Franke: Es gibt die Zusage von der Verwaltung, dass das Mobilitätskonzept im Laufe des kommenden Jahres fertiggestellt sein wird. Wir gehen davon aus, dass sich daraus unmittelbar erste Maßnahmen entwickeln lassen. Ich glaube, die Verwaltung hat verstanden, dass Handlungsbedarf besteht. Ich hatte in meiner Stellungnahme zum Haushalt deutlich gemacht, dass wir es nicht noch einmal durchgehen lassen werden, dass zweckgebundene Mittel wie im jetzt zu Ende gehenden Jahr einfach ungenutzt liegen bleiben.

Für wen sind Lastenräder als Transportmittel geeignet? Gibt es Beispiele im persönlichen Umfeld?

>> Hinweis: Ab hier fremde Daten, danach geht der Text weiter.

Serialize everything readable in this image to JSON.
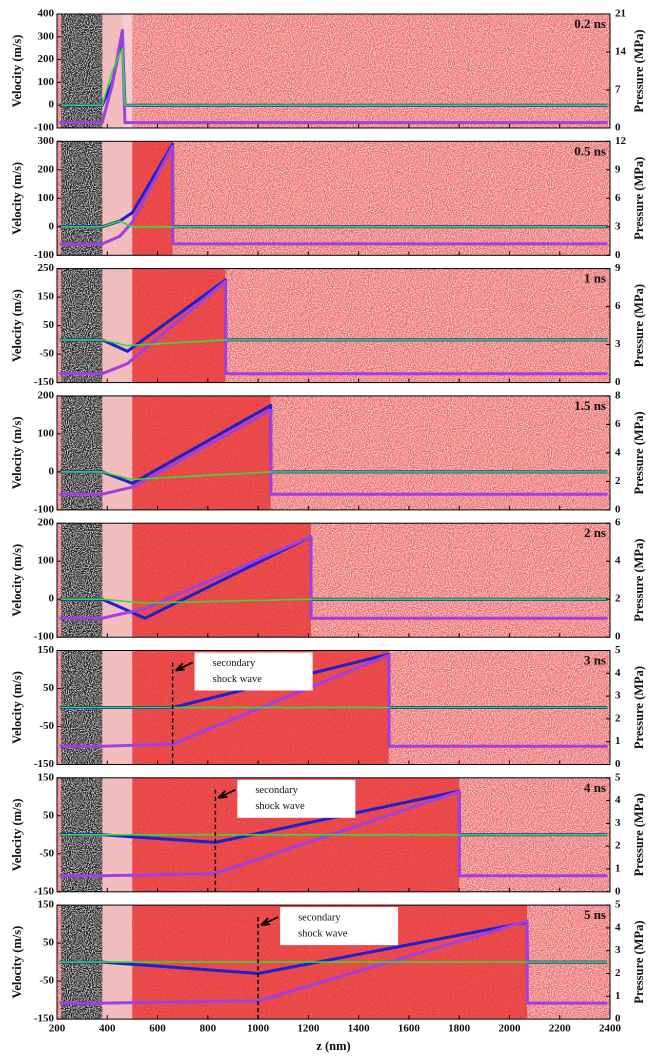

Franke: Ich selbst fahre seit jetzt fünf Jahren ein Lastenfahrrad, aber auch in meinem Bekanntenkreis gibt es nicht wenige, die dieses nutzen. Zielgruppe sind insbesondere junge Familien mit Kindern. Der klassische Lastenradnutzer, das zeigen Studien, ist übrigens männlich und zwischen 25 und 44 Jahre alt.